SS: I love when bands like that do the EP thing because it's really just for the fans, for the real fans. And it's just about this middle-class working guy who quits his job, basically, after a lifelong career at some boring, boring middle class job, just picks up and leaves and I just think it's good.

Song: Bell & Sebastian's "Take Your Carriage Clock and Shove It"

JE: This last track is actually from a soundtrack to a film.

SS: Yes.

JE: To two films, actually, because it was re-used a little bit later.

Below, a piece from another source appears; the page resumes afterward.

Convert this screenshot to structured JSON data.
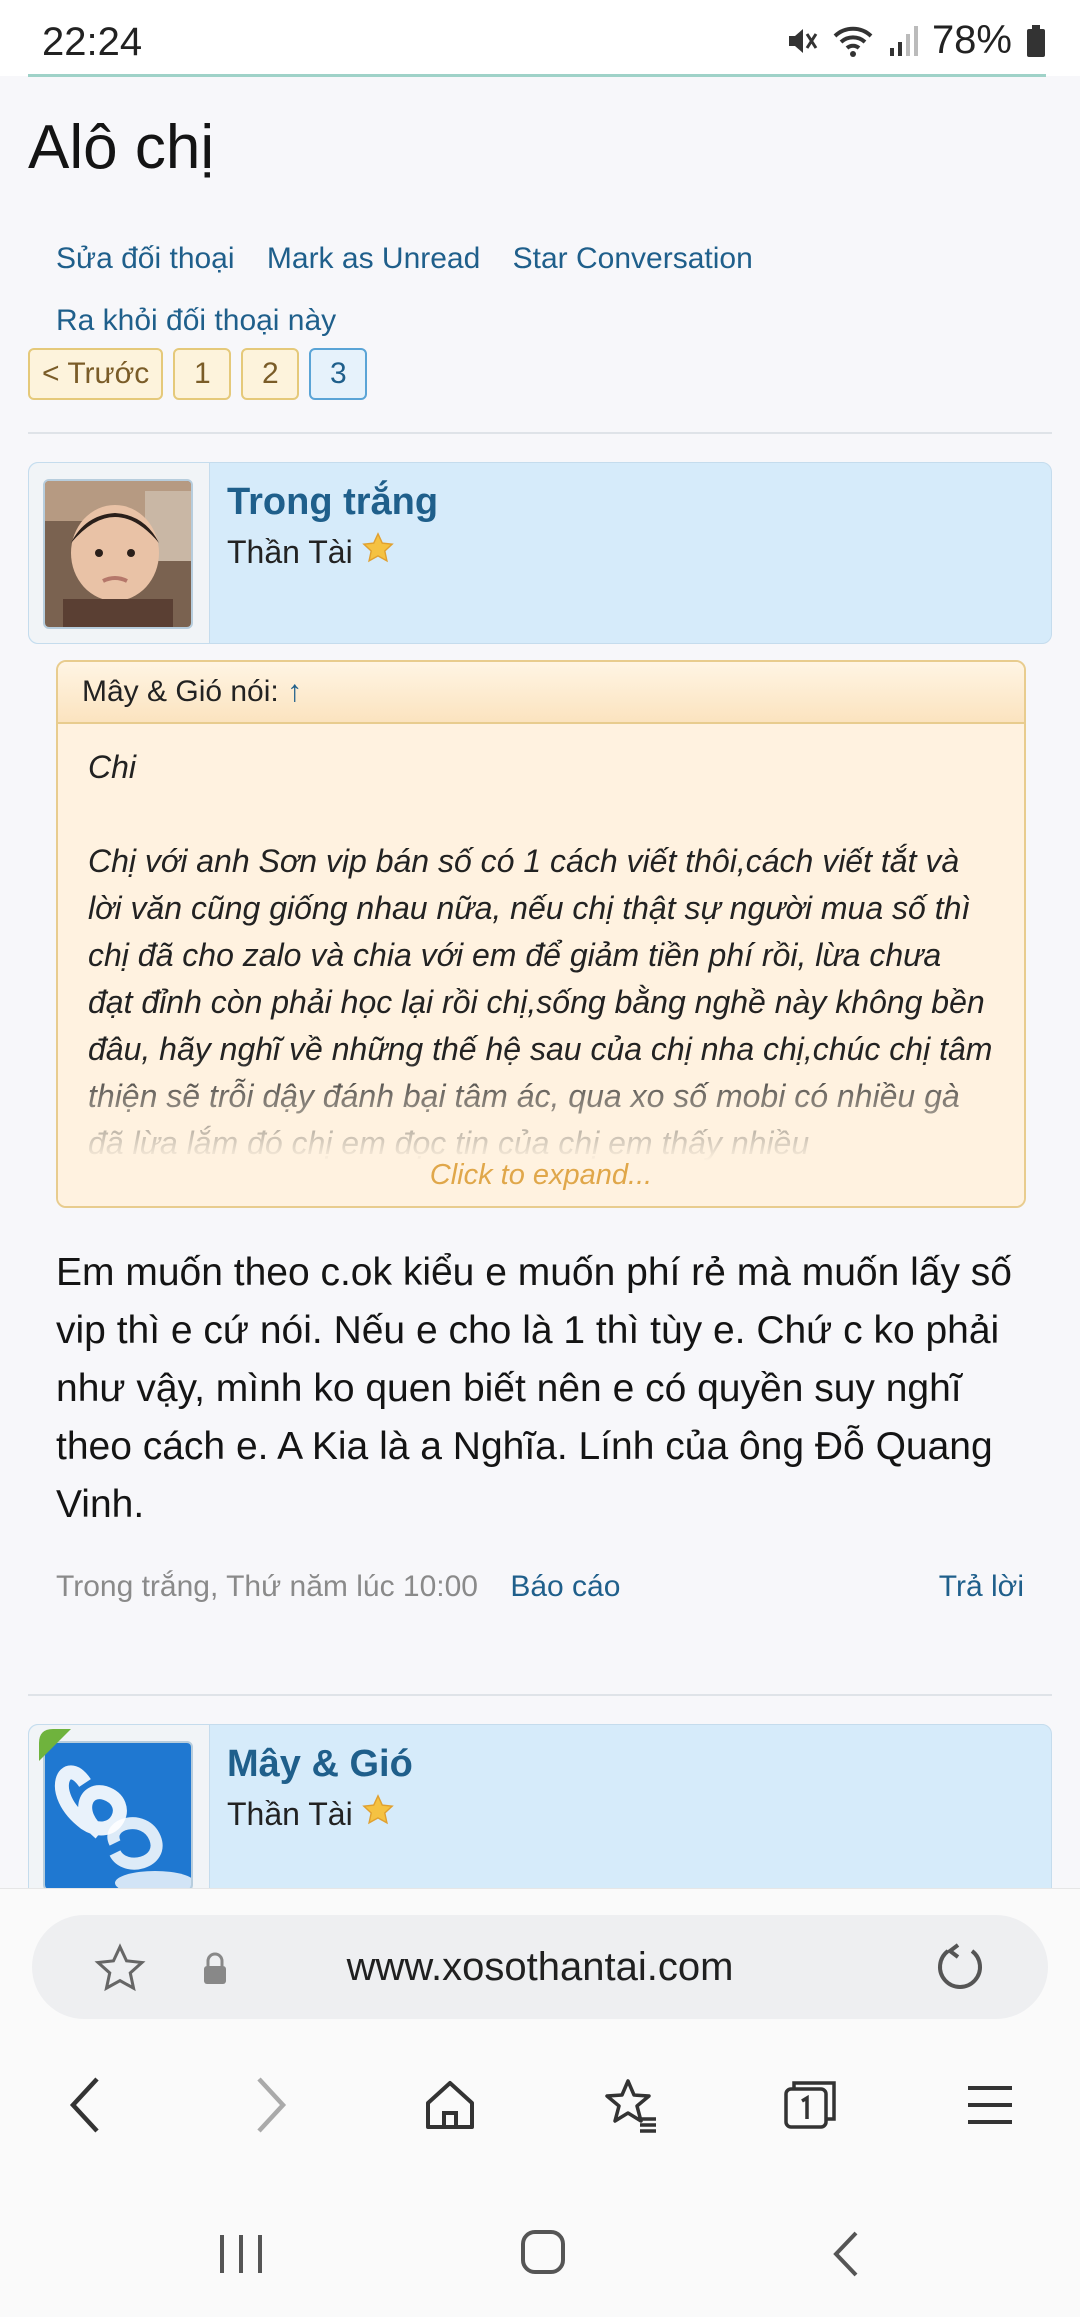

SS: Sure. It's a song from the score of Kill Bill that I heard first. I'm not like the total cinephile who watched Il Mercenario before Kill Bill. But, this song is called "L'Arena" or something.

JE: Mmm hmm.

SS: It's from that epic, amazing scene when the bride is buried alive and digs herself out. And this song, particularly, it's like a whole movie within a song. It's like epic narrative. Every instrument is a character. You start off with this sort of foreboding sense of doom and down and out - things aren't going so well and then the whatever type of horn that is sort of kicks in and you feel that there's hope on the horizon and then it just keeps building and the repetition and it's just glorious. It's everything you want life or a movie or a song to be.

JE: Ennio Morricone on KCRW with "L'Arena" from the Kill Bill Vol. 2 soundtrack and from a spaghetti western, "The Mercenary," I think is the translation of that.

SS: Yes

Song: Ennio Morricone's "L'Arena"

JE: Scott Sternberg, thank you so much for coming down to KCRW and sharing your music.

SS: Oh, thank you for having me.

JE: For a complete track listing and to find these songs online, go to KCRW.com/GuestDJProject.